I started looking for opportunities in self-employment almost twenty years ago, roughly two days after starting at my first job. I am a free spirit with an over-active imagination, so finding something that didn’t become boring was always my greatest challenge. No MLM or sales position was left unturned. I invested countless hours into envelope stuffing as a teenager producing only one reply, sold beauty products door-to-door and found out that what I really sold was about 200 catalogs to myself. I originated Mortgages, contracted as an Office Manager and was as a Unit Manager for a popular plastics line. Perhaps what I was craving all along was simply freedom.
Most people that run their own business will undoubtedly tell anyone who listens, that freedom is the key reason to be self-employed. They will boast that being your own boss is the greatest feeling and that setting your own hours makes everything worthwhile. In my estimation that is all just a bunch of hooey and I would like to share the reasons why I personally would never go back to corporate America now that I have had the taste of life on the other side.
Pee on the community toilet seat. I once worked in a building which was also home to two clinics: an eye center and a cardiologist. My office was on the same floor as the eye clinic, whose patients were primarily over 75. The fact of nature is that as a person gets older their bodily functions do not cooperate as well as when they were young. Throw blinding eye drops into the mix and ironically the picture becomes clear. One day our Department was told that our office would be moving. I thought for sure it would now be safe to sit since the elderly ladies with eye drops would be no more and the only users of the bathroom would be fellow office mates. Not more than a week after our arrival to the new space is when I realized that a person doesn’t have to be older and blind to pee on the seat but they actually have to be human to clean it up.
Boredom. In the world of ties and pantyhose most people will do anything just to hang onto their job. With rising mortgage rates and falling house prices, not to mention so many layoffs, there is a panic that sets in among worker bees that if they are not constantly busy they too will be downsized. I would like to point out that no matter how hard a person tries to hide it, there is no way to disguise the glassy eyes that could have only occurred from playing three straight hours of spider solitaire after taking a two hour lunch paid for by the company. Add to that sneaking out of the office a half hour early and it is basically the makings of a typical day at my last company. I try to recall even one detail of something I did at that job to garner such a huge salary but all I come up with is a 4.0 GPA in school and a journal where I jotted down quips about how I must have been working what the Sopranos refer to as a “no show” job, even though I was there. There were many days I felt like Peter Gibbons.
Pee on the community toilet seat. I once worked in a building which was also home to two clinics: an eye center and a cardiologist. My office was on the same floor as the eye clinic, whose patients were primarily over 75. The fact of nature is that as a person gets older their bodily functions do not cooperate as well as when they were young. Throw blinding eye drops into the mix and ironically the picture becomes clear. One day our Department was told that our office would be moving. I thought for sure it would now be safe to sit since the elderly ladies with eye drops would be no more and the only users of the bathroom would be fellow office mates. Not more than a week after our arrival to the new space is when I realized that a person doesn’t have to be older and blind to pee on the seat but they actually have to be human to clean it up.

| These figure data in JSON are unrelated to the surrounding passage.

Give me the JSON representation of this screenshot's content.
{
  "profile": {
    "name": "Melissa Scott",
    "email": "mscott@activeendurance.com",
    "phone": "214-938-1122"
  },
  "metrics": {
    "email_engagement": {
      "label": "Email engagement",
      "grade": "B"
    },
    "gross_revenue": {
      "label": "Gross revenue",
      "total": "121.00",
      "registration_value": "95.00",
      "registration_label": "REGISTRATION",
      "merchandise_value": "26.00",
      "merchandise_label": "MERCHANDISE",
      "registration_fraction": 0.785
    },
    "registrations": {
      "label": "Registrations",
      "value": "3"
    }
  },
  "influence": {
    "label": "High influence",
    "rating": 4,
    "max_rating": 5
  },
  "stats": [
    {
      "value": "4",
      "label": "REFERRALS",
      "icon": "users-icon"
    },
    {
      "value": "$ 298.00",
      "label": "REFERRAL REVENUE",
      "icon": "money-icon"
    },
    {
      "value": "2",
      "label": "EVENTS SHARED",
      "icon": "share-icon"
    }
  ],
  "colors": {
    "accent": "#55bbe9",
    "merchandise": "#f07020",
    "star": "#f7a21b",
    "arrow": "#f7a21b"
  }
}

Boredom. In the world of ties and pantyhose most people will do anything just to hang onto their job. With rising mortgage rates and falling house prices, not to mention so many layoffs, there is a panic that sets in among worker bees that if they are not constantly busy they too will be downsized. I would like to point out that no matter how hard a person tries to hide it, there is no way to disguise the glassy eyes that could have only occurred from playing three straight hours of spider solitaire after taking a two hour lunch paid for by the company. Add to that sneaking out of the office a half hour early and it is basically the makings of a typical day at my last company. I try to recall even one detail of something I did at that job to garner such a huge salary but all I come up with is a 4.0 GPA in school and a journal where I jotted down quips about how I must have been working what the Sopranos refer to as a “no show” job, even though I was there. There were many days I felt like Peter Gibbons.
Talking for the sake of hearing one’s own voice. Idle chatter about nothing in elevators and inane questions with no logical answer are two great examples of this. One good one I always got was “How are we doing today?” Did I miss something? Was I sharing my desk with someone else? How can one person be a “we”? Was my co-worker referring to me and the inner dialogue that is constantly running in my head? That response would go a little something like “Look I’m having a really busy day today you see my eBay auction is coming down to the wire, I have so much schoolwork to do and I’m just so bogged down with all the smoke breaks I plan to take later so I don’t feel as if I can fit your ridiculous questions into my already jam packed schedule.” Although that one is good, my all time favorite office question was “How was your weekend?” I knew no one would ever want to hear my true response which goes a little something like “It was fantastic because I didn’t have to see you people and I got to spend all the money I made here last week which is pretty much the only reason I am back today.” It was a good thing I always brought a journal to work so I could write down what was in my head otherwise I would have taken up roof archery years ago.